In California, è urbanizzato solo il 4% del territorio, secondo le analisi delle riprese aeree. Trovo che si tratti di cifre spaventose. So che è difficile crederci se si abita a Los Angeles o nella baia di San Francisco, ma ragioniamo ancora. Ci sono milioni di ettari di deserto, su nella Sierra Nevada e lungo la costa settentrionale, praticamente disabitati. Gran parte territori di proprietà pubblica – lo è metà della California – che non saranno mai edificati. Anche gran parte delle superfici agricole sono utilizzate per l’allevamento: fieno e altri alimenti insieme superano qualunque altro tipo di coltura dello stato.

E ci sono altri stati dell’Ovest ancora più sbilanciati verso l’allevamento: ad esempio nel 95% del Montana ci sono meno di due persone per chilometro quadrato. Si tratta della definizione statistica ufficiale del concetto di frontiera del 1890. Certo, esistono alcune aree dello stato dense e in crescita, ma contano per una piccolissima quota del totale: lo 0,17% della superficie statale. Gran parte delle zone non boscose in Montana sono utilizzate per produzioni agricole, compreso l’allevamento. Quindi buona parte dell’Ovest è dominata da spazi aperti, non dall’urbanizzazione o dallo sprawl.

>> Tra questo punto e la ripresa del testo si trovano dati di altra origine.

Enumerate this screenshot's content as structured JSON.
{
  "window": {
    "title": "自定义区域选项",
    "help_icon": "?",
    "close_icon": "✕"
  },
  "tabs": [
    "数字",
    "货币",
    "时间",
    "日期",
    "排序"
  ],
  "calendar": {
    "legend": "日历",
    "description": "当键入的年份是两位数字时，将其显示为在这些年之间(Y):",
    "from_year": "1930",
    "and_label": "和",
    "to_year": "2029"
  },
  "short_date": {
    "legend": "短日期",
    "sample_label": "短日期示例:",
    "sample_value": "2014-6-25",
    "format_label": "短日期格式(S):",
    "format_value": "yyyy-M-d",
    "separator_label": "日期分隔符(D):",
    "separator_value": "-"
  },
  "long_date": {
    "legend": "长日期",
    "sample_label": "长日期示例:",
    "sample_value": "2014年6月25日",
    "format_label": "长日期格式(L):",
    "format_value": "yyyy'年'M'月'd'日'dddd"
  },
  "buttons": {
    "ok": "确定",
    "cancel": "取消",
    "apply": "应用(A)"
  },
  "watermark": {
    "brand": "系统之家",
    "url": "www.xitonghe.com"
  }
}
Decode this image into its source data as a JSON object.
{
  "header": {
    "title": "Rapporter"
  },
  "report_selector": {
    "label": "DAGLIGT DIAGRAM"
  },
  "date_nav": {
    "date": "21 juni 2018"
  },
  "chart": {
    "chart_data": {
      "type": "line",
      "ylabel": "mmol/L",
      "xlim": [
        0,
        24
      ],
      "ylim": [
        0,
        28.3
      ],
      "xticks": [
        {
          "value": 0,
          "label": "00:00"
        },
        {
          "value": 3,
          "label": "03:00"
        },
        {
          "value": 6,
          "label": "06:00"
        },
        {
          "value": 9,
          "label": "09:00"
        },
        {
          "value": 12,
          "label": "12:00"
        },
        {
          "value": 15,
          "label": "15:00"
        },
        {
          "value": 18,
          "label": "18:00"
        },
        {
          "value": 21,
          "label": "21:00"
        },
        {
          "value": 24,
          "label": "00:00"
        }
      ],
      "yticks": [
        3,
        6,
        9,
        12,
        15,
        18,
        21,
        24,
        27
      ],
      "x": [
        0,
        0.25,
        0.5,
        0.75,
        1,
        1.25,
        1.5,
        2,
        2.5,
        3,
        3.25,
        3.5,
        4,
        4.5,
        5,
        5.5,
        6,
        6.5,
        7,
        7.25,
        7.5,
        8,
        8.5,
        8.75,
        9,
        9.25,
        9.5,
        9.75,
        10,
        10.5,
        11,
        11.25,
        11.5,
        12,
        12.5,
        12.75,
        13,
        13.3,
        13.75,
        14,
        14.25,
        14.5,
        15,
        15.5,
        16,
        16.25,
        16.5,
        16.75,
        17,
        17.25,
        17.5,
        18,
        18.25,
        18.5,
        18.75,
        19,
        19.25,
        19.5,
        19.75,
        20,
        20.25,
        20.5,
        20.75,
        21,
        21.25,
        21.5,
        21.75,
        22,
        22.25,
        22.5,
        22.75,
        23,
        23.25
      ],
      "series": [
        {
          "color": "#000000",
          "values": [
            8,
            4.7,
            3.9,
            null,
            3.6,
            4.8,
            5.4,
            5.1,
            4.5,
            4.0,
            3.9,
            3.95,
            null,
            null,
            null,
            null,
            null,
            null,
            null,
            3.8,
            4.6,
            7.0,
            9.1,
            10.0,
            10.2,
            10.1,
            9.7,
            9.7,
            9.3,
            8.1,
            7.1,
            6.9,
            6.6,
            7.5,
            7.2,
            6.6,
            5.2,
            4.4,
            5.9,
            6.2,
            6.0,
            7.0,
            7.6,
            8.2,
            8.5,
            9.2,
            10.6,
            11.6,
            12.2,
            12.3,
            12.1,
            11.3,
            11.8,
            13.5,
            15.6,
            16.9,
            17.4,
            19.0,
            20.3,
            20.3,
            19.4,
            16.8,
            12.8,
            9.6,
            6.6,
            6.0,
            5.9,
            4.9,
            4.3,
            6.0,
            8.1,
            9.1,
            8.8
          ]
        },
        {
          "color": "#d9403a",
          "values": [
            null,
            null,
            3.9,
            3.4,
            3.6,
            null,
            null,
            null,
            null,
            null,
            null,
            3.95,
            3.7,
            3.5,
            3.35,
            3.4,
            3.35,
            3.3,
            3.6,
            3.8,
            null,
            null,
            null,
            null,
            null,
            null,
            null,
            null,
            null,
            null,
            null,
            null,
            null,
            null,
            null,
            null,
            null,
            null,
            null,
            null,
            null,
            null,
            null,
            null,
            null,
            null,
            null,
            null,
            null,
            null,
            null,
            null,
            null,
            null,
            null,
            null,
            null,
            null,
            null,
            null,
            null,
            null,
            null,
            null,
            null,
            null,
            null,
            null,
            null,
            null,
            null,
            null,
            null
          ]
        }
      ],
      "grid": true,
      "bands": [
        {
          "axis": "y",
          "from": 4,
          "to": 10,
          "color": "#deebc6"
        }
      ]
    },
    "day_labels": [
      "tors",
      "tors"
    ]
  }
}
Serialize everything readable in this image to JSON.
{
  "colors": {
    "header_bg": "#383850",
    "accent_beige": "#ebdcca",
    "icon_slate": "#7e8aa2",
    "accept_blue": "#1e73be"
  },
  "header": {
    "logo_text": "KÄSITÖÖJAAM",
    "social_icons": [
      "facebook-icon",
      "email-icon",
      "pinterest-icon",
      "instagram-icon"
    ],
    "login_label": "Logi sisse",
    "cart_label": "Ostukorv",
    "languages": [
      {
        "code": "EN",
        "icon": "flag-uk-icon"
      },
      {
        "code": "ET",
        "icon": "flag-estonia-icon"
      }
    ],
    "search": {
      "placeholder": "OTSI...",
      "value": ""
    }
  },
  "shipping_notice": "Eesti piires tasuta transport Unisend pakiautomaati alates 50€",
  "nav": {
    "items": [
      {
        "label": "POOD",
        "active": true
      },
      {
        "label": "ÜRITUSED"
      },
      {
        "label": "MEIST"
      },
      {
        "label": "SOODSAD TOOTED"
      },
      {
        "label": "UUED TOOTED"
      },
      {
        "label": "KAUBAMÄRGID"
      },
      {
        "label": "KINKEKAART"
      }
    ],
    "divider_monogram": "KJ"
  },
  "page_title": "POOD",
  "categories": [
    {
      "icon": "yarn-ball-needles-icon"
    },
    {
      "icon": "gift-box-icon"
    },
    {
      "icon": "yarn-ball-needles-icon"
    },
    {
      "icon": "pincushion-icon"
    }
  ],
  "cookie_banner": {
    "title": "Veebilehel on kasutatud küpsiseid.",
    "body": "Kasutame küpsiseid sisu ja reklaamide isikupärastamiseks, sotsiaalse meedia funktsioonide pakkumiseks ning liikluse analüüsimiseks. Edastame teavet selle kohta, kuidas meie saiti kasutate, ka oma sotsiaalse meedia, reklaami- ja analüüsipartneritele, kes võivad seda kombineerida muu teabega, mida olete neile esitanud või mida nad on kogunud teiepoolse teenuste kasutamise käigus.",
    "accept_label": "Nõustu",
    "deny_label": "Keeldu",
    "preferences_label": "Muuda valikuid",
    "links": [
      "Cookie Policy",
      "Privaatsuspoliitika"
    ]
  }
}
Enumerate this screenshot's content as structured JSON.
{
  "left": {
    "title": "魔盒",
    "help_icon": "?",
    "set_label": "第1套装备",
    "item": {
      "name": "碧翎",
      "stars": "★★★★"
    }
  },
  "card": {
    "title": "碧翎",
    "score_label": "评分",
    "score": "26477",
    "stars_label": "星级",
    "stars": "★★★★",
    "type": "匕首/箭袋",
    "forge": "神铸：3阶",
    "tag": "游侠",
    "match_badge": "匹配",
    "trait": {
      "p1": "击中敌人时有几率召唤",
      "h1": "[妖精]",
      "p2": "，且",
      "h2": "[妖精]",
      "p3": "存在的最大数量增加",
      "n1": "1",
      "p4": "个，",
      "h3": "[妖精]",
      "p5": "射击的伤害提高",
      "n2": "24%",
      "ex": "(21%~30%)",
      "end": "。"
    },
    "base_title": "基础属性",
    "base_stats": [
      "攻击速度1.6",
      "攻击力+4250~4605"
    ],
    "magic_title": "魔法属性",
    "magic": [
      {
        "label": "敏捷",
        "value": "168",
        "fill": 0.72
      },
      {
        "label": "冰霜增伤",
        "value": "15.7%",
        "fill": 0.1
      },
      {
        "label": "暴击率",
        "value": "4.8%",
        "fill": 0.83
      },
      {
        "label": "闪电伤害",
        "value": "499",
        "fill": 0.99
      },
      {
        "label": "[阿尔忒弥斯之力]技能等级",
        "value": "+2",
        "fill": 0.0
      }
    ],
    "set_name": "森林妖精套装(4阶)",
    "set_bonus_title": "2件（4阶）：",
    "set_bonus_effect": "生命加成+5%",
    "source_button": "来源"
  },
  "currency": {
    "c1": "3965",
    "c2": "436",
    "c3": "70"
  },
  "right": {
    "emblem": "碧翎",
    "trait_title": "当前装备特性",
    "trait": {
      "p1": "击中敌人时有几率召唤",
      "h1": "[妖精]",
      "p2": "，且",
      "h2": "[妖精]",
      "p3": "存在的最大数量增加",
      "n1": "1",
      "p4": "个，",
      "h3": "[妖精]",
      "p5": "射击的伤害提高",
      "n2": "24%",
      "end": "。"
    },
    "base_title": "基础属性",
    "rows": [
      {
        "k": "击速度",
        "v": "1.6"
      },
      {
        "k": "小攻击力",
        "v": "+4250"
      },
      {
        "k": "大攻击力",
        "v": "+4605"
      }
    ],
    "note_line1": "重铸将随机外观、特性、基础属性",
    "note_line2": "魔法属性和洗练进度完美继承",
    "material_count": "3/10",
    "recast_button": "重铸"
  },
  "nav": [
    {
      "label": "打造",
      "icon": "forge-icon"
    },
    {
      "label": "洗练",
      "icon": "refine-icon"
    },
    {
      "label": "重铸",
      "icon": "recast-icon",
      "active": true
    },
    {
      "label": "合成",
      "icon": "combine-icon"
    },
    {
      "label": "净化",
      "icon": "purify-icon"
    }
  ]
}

Ma lo spazio aperto non è necessariamente una cosa buona per la flora e fauna selvatica o per la tutela ambientale. Se fosse così, allora in Montana non ci sarebbero specie in pericolo. Ci sarebbero bisonti, lupi, orsi grigi e galli cedroni di brughiera ovunque: e invece tutte queste specie sono sull’orlo dell’estinzione.

Perché? Per via dello sprawl? Macché. É per via delle attività agricole: principalmente per il ciclo dell’allevamento.

Anche se non si concorda con me sul fatto che il ciclo dell’allevamento rappresenta il contributo principale all’impoverimento biologico, comunque non può essere l’attività dei ranch a tutelare gli spazi aperti. L’unico mezzo efficace di protezione è l’urbanistica, l’acquisto dei diritti edificatori, o l’acquisizione diretta delle superfici.

Il problema del mito “vacche contro l’urbanizzazione” è che impedisce il sostegno del pubblico per le alternative. Se la gente pensa che si possa avere la botte piena e la moglie ubriaca – ad esempio tenerci i ranch e il Mito del Cowboy e non dover né tirare fuori i soldi per acquisire superfici, né discutere di questioni urbanistiche – continuerà a evitare di stringere i Denti e dibattere le vere alternative. Chi sostiene i ranch come strumento di conservazione degli spazi aperti, in realtà sta cincischiando mentre Roma brucia.

Tim: L’attività dei ranch sui terreni pubblici sta morendo di morte naturale?

George: Certo, sta morendo: direi che il settore è già in stato comatose, e questo è uno dei motive per cui qualunque strategia che mira a “conservare i ranch” per proteggere lo spazi aperto da un lato è naïve e dall’altro è condannata al fallimento.

Sono i prezzi dei terreni cresciuti in tutto l’Ovest ad aver efficacemente eliminato l’attività di allevamento. Non si può comprare terra ai prezzi di oggi e pagarla col bestiame. Ciò significa che non c’è nessun giovane che entra nel settore: a meno che non abbia denaro dall’esterno. Ciò ha diversi effetti. I vecchi allevatori vanno in pensione e non vengono sostituiti. Poi, diventa anche più difficile il passaggio del ranch ad altri membri della famiglia. Ora anche le piccole aziende valgono milioni di dollari.

Non ci sono molte scelte, oltre a vendere. In qualche caso, questo significa lottizzare. In altri, vendere a qualcuno con dei mezzi che gestisce il ranch come un “trofeo” o un passatempo. Non è in generale un brutto destino, dato che mantiene intatta la terra, perché se si è ricchi non c’è bisogno di tenere vacche.